Open ccrvincent opened 5 years ago

ccrvincent commented 5 years ago

Config:

resources:
[...]
  - name: version
    type: semver
    source:
      initial_version: 0.0.0-pr.((pr-name)).0
      driver: git
      branch: pipeline-state
      file: ((pr-name)).version
      uri: https://bitbucket/scm/prj/repo.git
[...]
  - name: increment-pr
    serial_groups: [version]
    plan:
    - aggregate:
      - get: source
        trigger: true
      - get: version
        params: {pre: pr.((pr-name))}
    - put: source
      params:
        repository: source
    - put: version
      params: {file: version/number}

When the increment-pr task runs, I get the same output as the input: bumped locally from 1.1.2-pr.project-pr-chad-pipeline-test.1 to 1.1.2-pr.project-pr-chad-pipeline-test.1

Any idea why the patch isn't bumping? Does it not like/allow a period? The value of pre can be anything you like; the value will be pre-pended (hah) to a numeric value.

ccrvincent commented 5 years ago

Follow-up:

I manually bumped the version in pipeline-state and got this:

bumped locally from 1.1.3-pr.project-pr-chad-pipeline-test.2 to 1.1.3-pr.project-pr-chad-pipeline-test.1

But if I switch the period in the pre to a hyphen, it works just fine.

Looks like period is an invalid character in pre, as the pre value will not match properly but will get applied after the "bump".

vito commented 5 years ago

If using a hyphen is acceptable, should we just update the README?

ccrvincent commented 5 years ago

Using the hyphen requires some sed work on both sides, as most of our other tools took the semver spec on pre-release notation rather literally, and are expecting the period.

vito commented 5 years ago

Got it.

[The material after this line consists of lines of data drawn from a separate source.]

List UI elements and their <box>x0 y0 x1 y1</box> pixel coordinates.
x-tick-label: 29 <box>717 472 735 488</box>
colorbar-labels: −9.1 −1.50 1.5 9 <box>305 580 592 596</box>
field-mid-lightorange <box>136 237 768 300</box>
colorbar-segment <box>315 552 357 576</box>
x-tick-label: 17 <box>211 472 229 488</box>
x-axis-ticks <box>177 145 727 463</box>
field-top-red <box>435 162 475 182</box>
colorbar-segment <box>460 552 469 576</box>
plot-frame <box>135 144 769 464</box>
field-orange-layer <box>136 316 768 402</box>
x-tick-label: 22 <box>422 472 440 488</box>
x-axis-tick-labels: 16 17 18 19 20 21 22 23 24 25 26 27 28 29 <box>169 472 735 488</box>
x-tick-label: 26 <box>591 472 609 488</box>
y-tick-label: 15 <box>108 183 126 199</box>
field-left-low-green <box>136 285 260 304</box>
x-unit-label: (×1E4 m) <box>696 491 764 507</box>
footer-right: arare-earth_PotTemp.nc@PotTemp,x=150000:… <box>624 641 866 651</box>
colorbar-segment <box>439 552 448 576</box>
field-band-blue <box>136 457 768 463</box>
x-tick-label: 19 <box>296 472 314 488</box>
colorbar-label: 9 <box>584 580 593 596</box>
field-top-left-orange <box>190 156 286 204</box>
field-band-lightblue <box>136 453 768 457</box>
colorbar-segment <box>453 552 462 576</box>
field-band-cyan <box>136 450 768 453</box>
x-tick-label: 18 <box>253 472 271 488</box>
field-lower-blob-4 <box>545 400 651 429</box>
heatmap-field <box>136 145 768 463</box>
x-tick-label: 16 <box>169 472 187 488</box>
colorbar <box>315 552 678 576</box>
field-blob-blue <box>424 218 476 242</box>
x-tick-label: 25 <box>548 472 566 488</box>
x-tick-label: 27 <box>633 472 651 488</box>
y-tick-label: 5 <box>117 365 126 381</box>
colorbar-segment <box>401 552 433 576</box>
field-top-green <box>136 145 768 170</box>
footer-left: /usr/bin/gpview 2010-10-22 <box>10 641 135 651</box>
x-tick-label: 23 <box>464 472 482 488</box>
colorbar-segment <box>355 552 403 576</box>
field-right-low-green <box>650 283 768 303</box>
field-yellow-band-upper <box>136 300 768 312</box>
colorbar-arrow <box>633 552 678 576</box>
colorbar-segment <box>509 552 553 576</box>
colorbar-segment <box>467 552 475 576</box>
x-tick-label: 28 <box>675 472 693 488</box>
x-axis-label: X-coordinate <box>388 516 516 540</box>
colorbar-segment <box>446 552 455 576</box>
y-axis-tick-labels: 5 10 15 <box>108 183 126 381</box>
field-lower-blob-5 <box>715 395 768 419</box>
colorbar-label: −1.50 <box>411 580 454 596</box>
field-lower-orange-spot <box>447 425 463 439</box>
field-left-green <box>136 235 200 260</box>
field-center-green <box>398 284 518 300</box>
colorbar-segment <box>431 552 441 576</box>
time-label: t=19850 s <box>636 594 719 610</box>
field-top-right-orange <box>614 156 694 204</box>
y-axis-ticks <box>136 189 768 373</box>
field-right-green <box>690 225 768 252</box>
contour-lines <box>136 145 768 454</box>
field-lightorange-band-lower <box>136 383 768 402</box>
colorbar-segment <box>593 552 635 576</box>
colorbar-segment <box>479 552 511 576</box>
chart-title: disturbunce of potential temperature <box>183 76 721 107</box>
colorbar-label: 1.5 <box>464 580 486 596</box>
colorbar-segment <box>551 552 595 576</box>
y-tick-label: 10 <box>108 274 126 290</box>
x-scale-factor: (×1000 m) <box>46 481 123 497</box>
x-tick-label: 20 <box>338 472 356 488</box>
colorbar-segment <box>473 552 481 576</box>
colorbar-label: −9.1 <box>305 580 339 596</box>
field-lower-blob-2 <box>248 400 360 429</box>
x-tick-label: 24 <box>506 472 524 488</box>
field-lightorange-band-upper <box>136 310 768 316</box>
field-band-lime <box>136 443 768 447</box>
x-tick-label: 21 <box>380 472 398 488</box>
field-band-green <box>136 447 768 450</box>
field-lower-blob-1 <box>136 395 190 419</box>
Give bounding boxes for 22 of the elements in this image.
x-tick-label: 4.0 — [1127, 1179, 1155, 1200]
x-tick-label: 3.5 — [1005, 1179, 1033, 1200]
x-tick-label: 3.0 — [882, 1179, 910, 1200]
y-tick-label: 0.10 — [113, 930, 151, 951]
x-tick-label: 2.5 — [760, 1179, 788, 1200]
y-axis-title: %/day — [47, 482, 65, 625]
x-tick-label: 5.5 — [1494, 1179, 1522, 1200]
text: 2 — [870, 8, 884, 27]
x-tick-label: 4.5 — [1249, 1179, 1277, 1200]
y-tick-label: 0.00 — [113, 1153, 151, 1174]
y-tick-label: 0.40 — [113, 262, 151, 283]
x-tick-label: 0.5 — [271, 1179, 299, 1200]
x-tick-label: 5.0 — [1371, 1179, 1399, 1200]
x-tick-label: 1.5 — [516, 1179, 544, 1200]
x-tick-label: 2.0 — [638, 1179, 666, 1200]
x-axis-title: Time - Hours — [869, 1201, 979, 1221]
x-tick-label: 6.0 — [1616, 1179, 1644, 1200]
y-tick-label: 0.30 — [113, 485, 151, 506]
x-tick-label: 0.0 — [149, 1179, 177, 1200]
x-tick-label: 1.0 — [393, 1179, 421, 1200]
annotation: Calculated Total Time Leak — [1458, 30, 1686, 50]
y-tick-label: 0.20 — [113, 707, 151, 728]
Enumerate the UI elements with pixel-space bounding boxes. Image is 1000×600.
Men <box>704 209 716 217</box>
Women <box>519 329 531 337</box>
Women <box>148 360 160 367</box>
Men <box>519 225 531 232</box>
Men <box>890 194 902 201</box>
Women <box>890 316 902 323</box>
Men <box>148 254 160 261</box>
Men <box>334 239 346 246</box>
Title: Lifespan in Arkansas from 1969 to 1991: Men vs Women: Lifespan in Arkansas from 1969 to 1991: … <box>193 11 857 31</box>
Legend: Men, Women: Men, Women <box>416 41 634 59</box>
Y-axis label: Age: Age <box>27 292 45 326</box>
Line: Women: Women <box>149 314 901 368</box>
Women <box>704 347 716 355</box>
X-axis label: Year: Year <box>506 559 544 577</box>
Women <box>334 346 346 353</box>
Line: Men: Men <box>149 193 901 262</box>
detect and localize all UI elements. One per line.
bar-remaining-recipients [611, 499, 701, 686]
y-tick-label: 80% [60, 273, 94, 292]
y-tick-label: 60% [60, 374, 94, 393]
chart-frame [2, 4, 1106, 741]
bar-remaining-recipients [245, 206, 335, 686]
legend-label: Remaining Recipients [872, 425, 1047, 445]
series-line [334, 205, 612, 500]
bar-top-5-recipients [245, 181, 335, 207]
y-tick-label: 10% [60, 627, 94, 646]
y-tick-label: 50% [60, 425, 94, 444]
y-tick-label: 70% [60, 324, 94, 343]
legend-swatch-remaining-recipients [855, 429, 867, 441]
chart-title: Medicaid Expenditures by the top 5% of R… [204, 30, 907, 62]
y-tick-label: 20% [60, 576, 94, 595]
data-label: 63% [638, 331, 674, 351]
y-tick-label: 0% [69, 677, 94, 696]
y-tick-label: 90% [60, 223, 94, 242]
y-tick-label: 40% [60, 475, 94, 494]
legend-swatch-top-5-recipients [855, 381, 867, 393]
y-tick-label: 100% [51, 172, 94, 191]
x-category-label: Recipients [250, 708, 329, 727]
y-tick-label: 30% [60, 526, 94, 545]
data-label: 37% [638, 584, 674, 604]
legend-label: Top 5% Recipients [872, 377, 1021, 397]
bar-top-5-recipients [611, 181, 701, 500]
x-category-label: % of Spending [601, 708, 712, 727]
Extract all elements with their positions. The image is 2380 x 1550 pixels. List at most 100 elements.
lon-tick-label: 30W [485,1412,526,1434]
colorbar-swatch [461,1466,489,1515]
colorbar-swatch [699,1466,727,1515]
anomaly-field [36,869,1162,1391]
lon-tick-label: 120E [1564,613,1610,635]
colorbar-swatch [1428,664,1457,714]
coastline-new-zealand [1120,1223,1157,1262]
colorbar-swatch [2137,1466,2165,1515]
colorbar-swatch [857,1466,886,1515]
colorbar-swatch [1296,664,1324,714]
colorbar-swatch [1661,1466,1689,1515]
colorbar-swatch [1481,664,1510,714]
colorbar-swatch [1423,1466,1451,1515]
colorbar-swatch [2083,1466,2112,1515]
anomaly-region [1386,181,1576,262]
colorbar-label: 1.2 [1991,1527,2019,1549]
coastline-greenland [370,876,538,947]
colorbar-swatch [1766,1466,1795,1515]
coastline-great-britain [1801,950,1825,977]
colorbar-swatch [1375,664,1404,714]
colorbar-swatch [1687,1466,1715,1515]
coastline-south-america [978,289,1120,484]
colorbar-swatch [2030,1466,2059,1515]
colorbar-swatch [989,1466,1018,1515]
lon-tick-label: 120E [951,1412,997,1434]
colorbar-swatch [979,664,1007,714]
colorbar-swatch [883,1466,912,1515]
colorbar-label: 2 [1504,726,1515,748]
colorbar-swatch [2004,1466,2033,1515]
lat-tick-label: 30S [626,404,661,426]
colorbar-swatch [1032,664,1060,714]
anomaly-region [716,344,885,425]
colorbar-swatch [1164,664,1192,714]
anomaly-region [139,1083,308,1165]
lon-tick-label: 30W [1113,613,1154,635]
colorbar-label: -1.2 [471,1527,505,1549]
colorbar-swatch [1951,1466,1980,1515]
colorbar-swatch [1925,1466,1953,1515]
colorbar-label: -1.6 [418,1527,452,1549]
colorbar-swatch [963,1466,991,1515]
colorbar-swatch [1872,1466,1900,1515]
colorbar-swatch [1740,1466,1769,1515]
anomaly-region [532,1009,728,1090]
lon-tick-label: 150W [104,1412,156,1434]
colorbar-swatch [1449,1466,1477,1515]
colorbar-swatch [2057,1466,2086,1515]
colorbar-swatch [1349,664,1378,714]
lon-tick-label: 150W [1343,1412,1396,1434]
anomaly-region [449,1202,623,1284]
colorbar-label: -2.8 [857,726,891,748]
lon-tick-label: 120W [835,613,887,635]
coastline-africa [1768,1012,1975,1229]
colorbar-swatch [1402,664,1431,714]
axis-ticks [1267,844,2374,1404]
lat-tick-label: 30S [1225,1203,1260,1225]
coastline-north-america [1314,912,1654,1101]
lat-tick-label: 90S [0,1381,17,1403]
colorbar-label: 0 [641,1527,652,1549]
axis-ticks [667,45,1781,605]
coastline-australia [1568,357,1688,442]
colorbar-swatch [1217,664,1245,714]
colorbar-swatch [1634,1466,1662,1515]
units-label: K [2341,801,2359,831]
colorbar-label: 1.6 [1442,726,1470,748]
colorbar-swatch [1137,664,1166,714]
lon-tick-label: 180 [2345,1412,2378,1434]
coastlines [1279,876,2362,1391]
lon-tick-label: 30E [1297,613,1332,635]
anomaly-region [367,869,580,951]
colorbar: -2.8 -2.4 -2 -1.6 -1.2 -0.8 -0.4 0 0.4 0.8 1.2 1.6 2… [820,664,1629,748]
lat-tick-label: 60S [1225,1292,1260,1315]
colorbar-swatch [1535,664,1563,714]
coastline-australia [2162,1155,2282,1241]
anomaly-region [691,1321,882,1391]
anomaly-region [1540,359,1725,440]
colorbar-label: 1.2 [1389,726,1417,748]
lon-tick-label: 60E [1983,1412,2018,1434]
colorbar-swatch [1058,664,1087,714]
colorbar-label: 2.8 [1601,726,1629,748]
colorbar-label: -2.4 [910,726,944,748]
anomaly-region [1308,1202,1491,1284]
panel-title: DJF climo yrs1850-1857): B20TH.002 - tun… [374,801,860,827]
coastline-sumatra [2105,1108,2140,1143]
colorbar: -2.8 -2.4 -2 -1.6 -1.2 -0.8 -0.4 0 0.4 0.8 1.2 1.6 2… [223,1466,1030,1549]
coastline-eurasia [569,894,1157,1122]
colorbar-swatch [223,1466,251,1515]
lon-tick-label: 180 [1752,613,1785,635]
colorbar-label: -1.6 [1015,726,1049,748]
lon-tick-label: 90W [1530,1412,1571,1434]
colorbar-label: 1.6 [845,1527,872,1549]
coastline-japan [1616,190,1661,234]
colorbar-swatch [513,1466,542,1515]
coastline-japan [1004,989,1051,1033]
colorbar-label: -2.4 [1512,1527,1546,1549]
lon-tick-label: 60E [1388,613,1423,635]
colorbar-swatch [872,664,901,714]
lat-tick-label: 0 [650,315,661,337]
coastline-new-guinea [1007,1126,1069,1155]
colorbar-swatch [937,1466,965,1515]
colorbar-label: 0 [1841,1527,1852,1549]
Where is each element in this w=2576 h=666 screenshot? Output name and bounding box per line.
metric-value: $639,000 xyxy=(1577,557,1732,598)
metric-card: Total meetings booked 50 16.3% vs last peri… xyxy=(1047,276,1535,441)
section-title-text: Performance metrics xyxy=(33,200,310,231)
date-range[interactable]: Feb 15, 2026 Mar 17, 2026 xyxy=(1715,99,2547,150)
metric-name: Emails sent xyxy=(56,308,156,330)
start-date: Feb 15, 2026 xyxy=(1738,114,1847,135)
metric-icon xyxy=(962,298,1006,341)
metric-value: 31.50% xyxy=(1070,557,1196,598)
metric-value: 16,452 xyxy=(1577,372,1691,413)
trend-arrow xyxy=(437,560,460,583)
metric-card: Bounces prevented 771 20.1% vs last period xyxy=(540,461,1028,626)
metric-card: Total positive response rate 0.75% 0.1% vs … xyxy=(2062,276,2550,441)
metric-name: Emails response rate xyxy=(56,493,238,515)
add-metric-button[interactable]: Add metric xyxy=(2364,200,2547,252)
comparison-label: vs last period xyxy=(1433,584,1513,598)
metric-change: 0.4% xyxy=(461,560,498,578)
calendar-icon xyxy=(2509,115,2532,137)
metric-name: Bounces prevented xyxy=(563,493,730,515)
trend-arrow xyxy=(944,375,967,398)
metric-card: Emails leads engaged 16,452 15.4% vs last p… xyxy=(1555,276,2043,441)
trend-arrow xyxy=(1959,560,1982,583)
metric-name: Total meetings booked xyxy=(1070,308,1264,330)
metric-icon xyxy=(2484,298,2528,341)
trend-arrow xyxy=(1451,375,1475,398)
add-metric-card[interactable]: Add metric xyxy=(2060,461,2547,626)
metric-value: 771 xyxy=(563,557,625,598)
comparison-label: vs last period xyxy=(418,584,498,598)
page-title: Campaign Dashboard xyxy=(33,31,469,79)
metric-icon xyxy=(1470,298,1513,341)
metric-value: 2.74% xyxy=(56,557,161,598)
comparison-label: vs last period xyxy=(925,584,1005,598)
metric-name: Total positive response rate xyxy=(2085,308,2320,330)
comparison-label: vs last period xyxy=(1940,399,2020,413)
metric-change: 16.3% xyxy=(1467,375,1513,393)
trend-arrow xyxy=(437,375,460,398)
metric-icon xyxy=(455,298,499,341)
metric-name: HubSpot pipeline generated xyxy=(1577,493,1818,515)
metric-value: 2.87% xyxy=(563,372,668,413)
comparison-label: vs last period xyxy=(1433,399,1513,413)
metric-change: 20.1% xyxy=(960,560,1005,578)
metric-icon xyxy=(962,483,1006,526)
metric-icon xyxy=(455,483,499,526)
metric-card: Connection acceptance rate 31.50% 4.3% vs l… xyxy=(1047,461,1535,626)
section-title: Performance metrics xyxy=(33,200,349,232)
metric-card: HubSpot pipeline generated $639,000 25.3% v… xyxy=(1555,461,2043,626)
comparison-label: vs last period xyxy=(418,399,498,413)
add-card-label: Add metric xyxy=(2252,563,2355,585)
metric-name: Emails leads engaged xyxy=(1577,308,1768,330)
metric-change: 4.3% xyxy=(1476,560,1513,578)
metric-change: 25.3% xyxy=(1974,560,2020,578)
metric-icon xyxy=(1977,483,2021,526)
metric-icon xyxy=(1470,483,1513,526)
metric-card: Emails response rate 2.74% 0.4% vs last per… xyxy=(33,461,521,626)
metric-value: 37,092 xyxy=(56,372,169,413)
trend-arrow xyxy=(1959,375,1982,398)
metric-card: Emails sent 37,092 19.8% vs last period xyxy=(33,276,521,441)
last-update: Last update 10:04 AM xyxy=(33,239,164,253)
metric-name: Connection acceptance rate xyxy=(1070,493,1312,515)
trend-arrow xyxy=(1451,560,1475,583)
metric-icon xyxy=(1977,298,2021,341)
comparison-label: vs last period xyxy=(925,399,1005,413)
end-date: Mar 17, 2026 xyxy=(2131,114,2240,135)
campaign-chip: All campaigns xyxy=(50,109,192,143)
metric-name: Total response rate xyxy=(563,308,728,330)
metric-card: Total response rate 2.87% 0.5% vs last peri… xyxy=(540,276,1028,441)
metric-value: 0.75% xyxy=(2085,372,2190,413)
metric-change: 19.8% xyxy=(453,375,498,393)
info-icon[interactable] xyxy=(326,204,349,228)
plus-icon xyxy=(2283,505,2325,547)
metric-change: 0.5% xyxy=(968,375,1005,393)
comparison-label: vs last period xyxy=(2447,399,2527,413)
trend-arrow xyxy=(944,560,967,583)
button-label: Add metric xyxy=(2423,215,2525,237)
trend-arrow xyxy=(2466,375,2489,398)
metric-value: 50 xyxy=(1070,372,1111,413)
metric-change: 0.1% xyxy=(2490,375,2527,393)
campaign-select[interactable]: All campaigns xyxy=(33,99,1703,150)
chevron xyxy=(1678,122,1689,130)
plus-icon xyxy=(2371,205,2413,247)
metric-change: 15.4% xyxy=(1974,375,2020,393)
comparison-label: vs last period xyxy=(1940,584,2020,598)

Well, the bug probably lies in pre_bump.go - we don't have a whole lot of bandwidth to work on each of the resources, but I'd be happy to review a PR. The handling of v.Pre seems a bit sketch - it looks like it has 0 and 1 indices hardcoded, whereas it should probably be handling an arbitrary length and only expecting the last 'pre' part to be numeric.